38 kHz. Sampling THAT whole shebang at 38 kHz equates to "demodulate the DSCSC L-R signal and combine the recovered signal with L+R to get L and R separately." (Note that sampling the total signal at only 38 kHz is actually UNDERsampling it, per Nyquist - which you are counting on, since the aliasing of the various components is what's going to bring those together and properly combine them, mathematically, and so result in L and R separated and at the correct audible frequencies.)

Bob M.

"Bob Myers"

** A small point to keep in mind is that the FM stereo signal is at no time actually " sampled " in the way that digital audio samples the waveform.

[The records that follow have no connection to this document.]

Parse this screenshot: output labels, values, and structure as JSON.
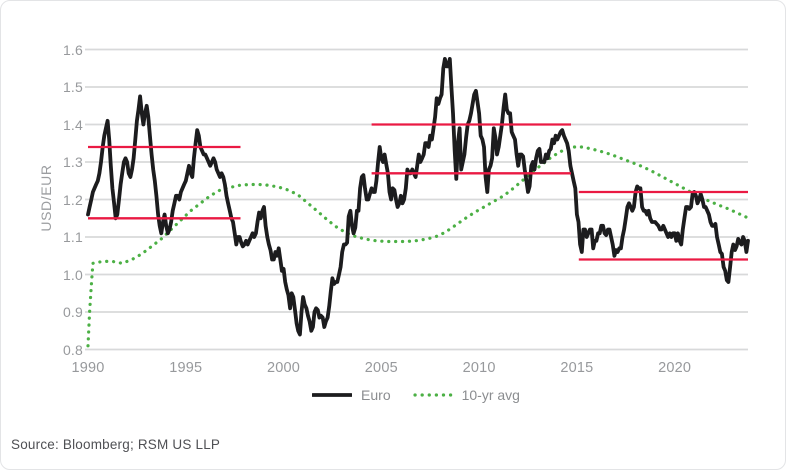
{
  "source_note": "Source: Bloomberg; RSM US LLP",
  "colors": {
    "euro_line": "#1c1c1e",
    "avg_line": "#4cb045",
    "reference_line": "#ea1a43",
    "gridline": "#d8d9da",
    "tick_text": "#97999c",
    "source_text": "#4f5054"
  },
  "chart_data": {
    "type": "line",
    "title": "",
    "xlabel": "",
    "ylabel": "USD/EUR",
    "ylim": [
      0.8,
      1.6
    ],
    "xlim": [
      1990,
      2023.75
    ],
    "grid": "horizontal",
    "legend_position": "bottom-center",
    "y_ticks": [
      1.6,
      1.5,
      1.4,
      1.3,
      1.2,
      1.1,
      1.0,
      0.9,
      0.8
    ],
    "y_tick_labels": [
      "1.6",
      "1.5",
      "1.4",
      "1.3",
      "1.2",
      "1.1",
      "1.0",
      "0.9",
      "0.8"
    ],
    "x_ticks": [
      1990,
      1995,
      2000,
      2005,
      2010,
      2015,
      2020
    ],
    "x_tick_labels": [
      "1990",
      "1995",
      "2000",
      "2005",
      "2010",
      "2015",
      "2020"
    ],
    "legend": [
      {
        "label": "Euro",
        "style": "solid",
        "color": "#1c1c1e"
      },
      {
        "label": "10-yr avg",
        "style": "dotted",
        "color": "#4cb045"
      }
    ],
    "reference_lines": [
      {
        "value": 1.34,
        "from": 1990.0,
        "to": 1997.8,
        "color": "#ea1a43"
      },
      {
        "value": 1.15,
        "from": 1990.0,
        "to": 1997.8,
        "color": "#ea1a43"
      },
      {
        "value": 1.4,
        "from": 2004.5,
        "to": 2014.7,
        "color": "#ea1a43"
      },
      {
        "value": 1.27,
        "from": 2004.5,
        "to": 2014.7,
        "color": "#ea1a43"
      },
      {
        "value": 1.22,
        "from": 2015.1,
        "to": 2023.75,
        "color": "#ea1a43"
      },
      {
        "value": 1.04,
        "from": 2015.1,
        "to": 2023.75,
        "color": "#ea1a43"
      }
    ],
    "series": [
      {
        "name": "Euro",
        "style": "solid",
        "color": "#1c1c1e",
        "start_year": 1990.0,
        "frequency": "monthly",
        "values": [
          1.16,
          1.18,
          1.2,
          1.22,
          1.23,
          1.24,
          1.25,
          1.27,
          1.3,
          1.34,
          1.37,
          1.39,
          1.41,
          1.36,
          1.29,
          1.23,
          1.19,
          1.15,
          1.16,
          1.2,
          1.24,
          1.27,
          1.3,
          1.31,
          1.3,
          1.27,
          1.26,
          1.28,
          1.31,
          1.36,
          1.41,
          1.44,
          1.475,
          1.43,
          1.4,
          1.43,
          1.45,
          1.42,
          1.37,
          1.32,
          1.28,
          1.25,
          1.21,
          1.16,
          1.13,
          1.11,
          1.14,
          1.16,
          1.13,
          1.11,
          1.12,
          1.14,
          1.17,
          1.19,
          1.21,
          1.21,
          1.2,
          1.22,
          1.23,
          1.24,
          1.25,
          1.27,
          1.29,
          1.27,
          1.26,
          1.31,
          1.35,
          1.385,
          1.37,
          1.34,
          1.33,
          1.32,
          1.32,
          1.31,
          1.3,
          1.29,
          1.3,
          1.31,
          1.3,
          1.28,
          1.27,
          1.26,
          1.27,
          1.26,
          1.24,
          1.21,
          1.19,
          1.17,
          1.15,
          1.14,
          1.11,
          1.08,
          1.1,
          1.1,
          1.085,
          1.075,
          1.08,
          1.09,
          1.08,
          1.09,
          1.1,
          1.11,
          1.1,
          1.11,
          1.14,
          1.165,
          1.15,
          1.17,
          1.18,
          1.13,
          1.1,
          1.08,
          1.065,
          1.04,
          1.04,
          1.06,
          1.05,
          1.07,
          1.04,
          1.01,
          1.015,
          0.98,
          0.96,
          0.945,
          0.91,
          0.95,
          0.94,
          0.905,
          0.87,
          0.85,
          0.84,
          0.9,
          0.94,
          0.92,
          0.91,
          0.89,
          0.875,
          0.85,
          0.86,
          0.9,
          0.91,
          0.905,
          0.885,
          0.89,
          0.885,
          0.86,
          0.875,
          0.885,
          0.915,
          0.955,
          0.99,
          0.975,
          0.98,
          0.98,
          1.0,
          1.02,
          1.06,
          1.08,
          1.08,
          1.085,
          1.155,
          1.17,
          1.13,
          1.11,
          1.125,
          1.17,
          1.17,
          1.23,
          1.26,
          1.265,
          1.23,
          1.2,
          1.2,
          1.215,
          1.23,
          1.22,
          1.22,
          1.25,
          1.3,
          1.34,
          1.31,
          1.3,
          1.32,
          1.295,
          1.27,
          1.22,
          1.2,
          1.23,
          1.225,
          1.2,
          1.18,
          1.19,
          1.21,
          1.19,
          1.2,
          1.23,
          1.28,
          1.27,
          1.27,
          1.28,
          1.27,
          1.26,
          1.29,
          1.32,
          1.3,
          1.31,
          1.32,
          1.35,
          1.35,
          1.34,
          1.37,
          1.36,
          1.39,
          1.42,
          1.47,
          1.455,
          1.47,
          1.48,
          1.55,
          1.575,
          1.555,
          1.555,
          1.575,
          1.5,
          1.43,
          1.33,
          1.255,
          1.35,
          1.39,
          1.28,
          1.3,
          1.32,
          1.365,
          1.4,
          1.41,
          1.43,
          1.455,
          1.48,
          1.49,
          1.46,
          1.43,
          1.37,
          1.36,
          1.34,
          1.26,
          1.22,
          1.28,
          1.29,
          1.31,
          1.39,
          1.365,
          1.32,
          1.34,
          1.37,
          1.4,
          1.445,
          1.48,
          1.44,
          1.43,
          1.43,
          1.38,
          1.37,
          1.36,
          1.32,
          1.29,
          1.32,
          1.32,
          1.315,
          1.28,
          1.25,
          1.22,
          1.235,
          1.29,
          1.3,
          1.28,
          1.31,
          1.33,
          1.335,
          1.3,
          1.3,
          1.3,
          1.32,
          1.31,
          1.33,
          1.335,
          1.36,
          1.35,
          1.37,
          1.36,
          1.37,
          1.38,
          1.385,
          1.37,
          1.36,
          1.35,
          1.33,
          1.29,
          1.27,
          1.25,
          1.23,
          1.16,
          1.14,
          1.08,
          1.06,
          1.12,
          1.12,
          1.1,
          1.11,
          1.12,
          1.12,
          1.07,
          1.09,
          1.09,
          1.11,
          1.11,
          1.13,
          1.13,
          1.11,
          1.105,
          1.12,
          1.12,
          1.1,
          1.08,
          1.05,
          1.065,
          1.06,
          1.07,
          1.07,
          1.1,
          1.12,
          1.15,
          1.18,
          1.19,
          1.18,
          1.17,
          1.18,
          1.22,
          1.235,
          1.23,
          1.23,
          1.18,
          1.17,
          1.17,
          1.16,
          1.17,
          1.15,
          1.14,
          1.14,
          1.14,
          1.135,
          1.13,
          1.12,
          1.12,
          1.13,
          1.12,
          1.11,
          1.1,
          1.11,
          1.1,
          1.11,
          1.11,
          1.09,
          1.11,
          1.09,
          1.08,
          1.12,
          1.15,
          1.18,
          1.18,
          1.175,
          1.18,
          1.215,
          1.22,
          1.21,
          1.19,
          1.2,
          1.215,
          1.2,
          1.18,
          1.18,
          1.17,
          1.16,
          1.14,
          1.13,
          1.13,
          1.135,
          1.1,
          1.08,
          1.06,
          1.055,
          1.02,
          1.01,
          0.985,
          0.98,
          1.02,
          1.06,
          1.08,
          1.065,
          1.075,
          1.095,
          1.085,
          1.08,
          1.1,
          1.09,
          1.06,
          1.09
        ]
      },
      {
        "name": "10-yr avg",
        "style": "dotted",
        "color": "#4cb045",
        "points": [
          [
            1990.0,
            0.81
          ],
          [
            1990.08,
            0.9
          ],
          [
            1990.17,
            0.97
          ],
          [
            1990.25,
            1.03
          ],
          [
            1990.75,
            1.035
          ],
          [
            1991.25,
            1.035
          ],
          [
            1991.75,
            1.03
          ],
          [
            1992.25,
            1.04
          ],
          [
            1992.75,
            1.055
          ],
          [
            1993.25,
            1.075
          ],
          [
            1993.75,
            1.095
          ],
          [
            1994.25,
            1.12
          ],
          [
            1994.75,
            1.145
          ],
          [
            1995.25,
            1.17
          ],
          [
            1995.75,
            1.19
          ],
          [
            1996.25,
            1.21
          ],
          [
            1996.75,
            1.225
          ],
          [
            1997.25,
            1.232
          ],
          [
            1997.75,
            1.238
          ],
          [
            1998.25,
            1.24
          ],
          [
            1998.75,
            1.24
          ],
          [
            1999.25,
            1.238
          ],
          [
            1999.75,
            1.233
          ],
          [
            2000.25,
            1.225
          ],
          [
            2000.75,
            1.212
          ],
          [
            2001.25,
            1.19
          ],
          [
            2001.75,
            1.168
          ],
          [
            2002.25,
            1.145
          ],
          [
            2002.75,
            1.125
          ],
          [
            2003.25,
            1.11
          ],
          [
            2003.75,
            1.1
          ],
          [
            2004.25,
            1.094
          ],
          [
            2004.75,
            1.09
          ],
          [
            2005.25,
            1.088
          ],
          [
            2005.75,
            1.088
          ],
          [
            2006.25,
            1.088
          ],
          [
            2006.75,
            1.09
          ],
          [
            2007.25,
            1.094
          ],
          [
            2007.75,
            1.1
          ],
          [
            2008.25,
            1.112
          ],
          [
            2008.75,
            1.13
          ],
          [
            2009.25,
            1.148
          ],
          [
            2009.75,
            1.165
          ],
          [
            2010.25,
            1.18
          ],
          [
            2010.75,
            1.195
          ],
          [
            2011.25,
            1.21
          ],
          [
            2011.75,
            1.23
          ],
          [
            2012.25,
            1.252
          ],
          [
            2012.75,
            1.275
          ],
          [
            2013.25,
            1.295
          ],
          [
            2013.75,
            1.315
          ],
          [
            2014.25,
            1.33
          ],
          [
            2014.75,
            1.34
          ],
          [
            2015.25,
            1.34
          ],
          [
            2015.75,
            1.335
          ],
          [
            2016.25,
            1.328
          ],
          [
            2016.75,
            1.32
          ],
          [
            2017.25,
            1.31
          ],
          [
            2017.75,
            1.3
          ],
          [
            2018.25,
            1.29
          ],
          [
            2018.75,
            1.278
          ],
          [
            2019.25,
            1.264
          ],
          [
            2019.75,
            1.25
          ],
          [
            2020.25,
            1.236
          ],
          [
            2020.75,
            1.222
          ],
          [
            2021.25,
            1.208
          ],
          [
            2021.75,
            1.196
          ],
          [
            2022.25,
            1.185
          ],
          [
            2022.75,
            1.175
          ],
          [
            2023.25,
            1.163
          ],
          [
            2023.7,
            1.152
          ]
        ]
      }
    ]
  }
}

The Nyquist theorem strictly applies to a stream of *instantaneous* samples of a waveform, ie fixed voltage samples taken at exact moments in time.

FM stereo involves a different method known as "analogue sampling" - where a signal is switched at some rate onto a link for a small increments of time during which it can and does vary in voltage.

........ Phil

kHz

and

way,

FM

demodulator

kHz

frequencies.)

Thanks Bob, I think I'm getting it now. I had never before seen this described as a plausable method to encode/decode stereo. I still can't help but think that this method would introduce allot of intermod type distortion.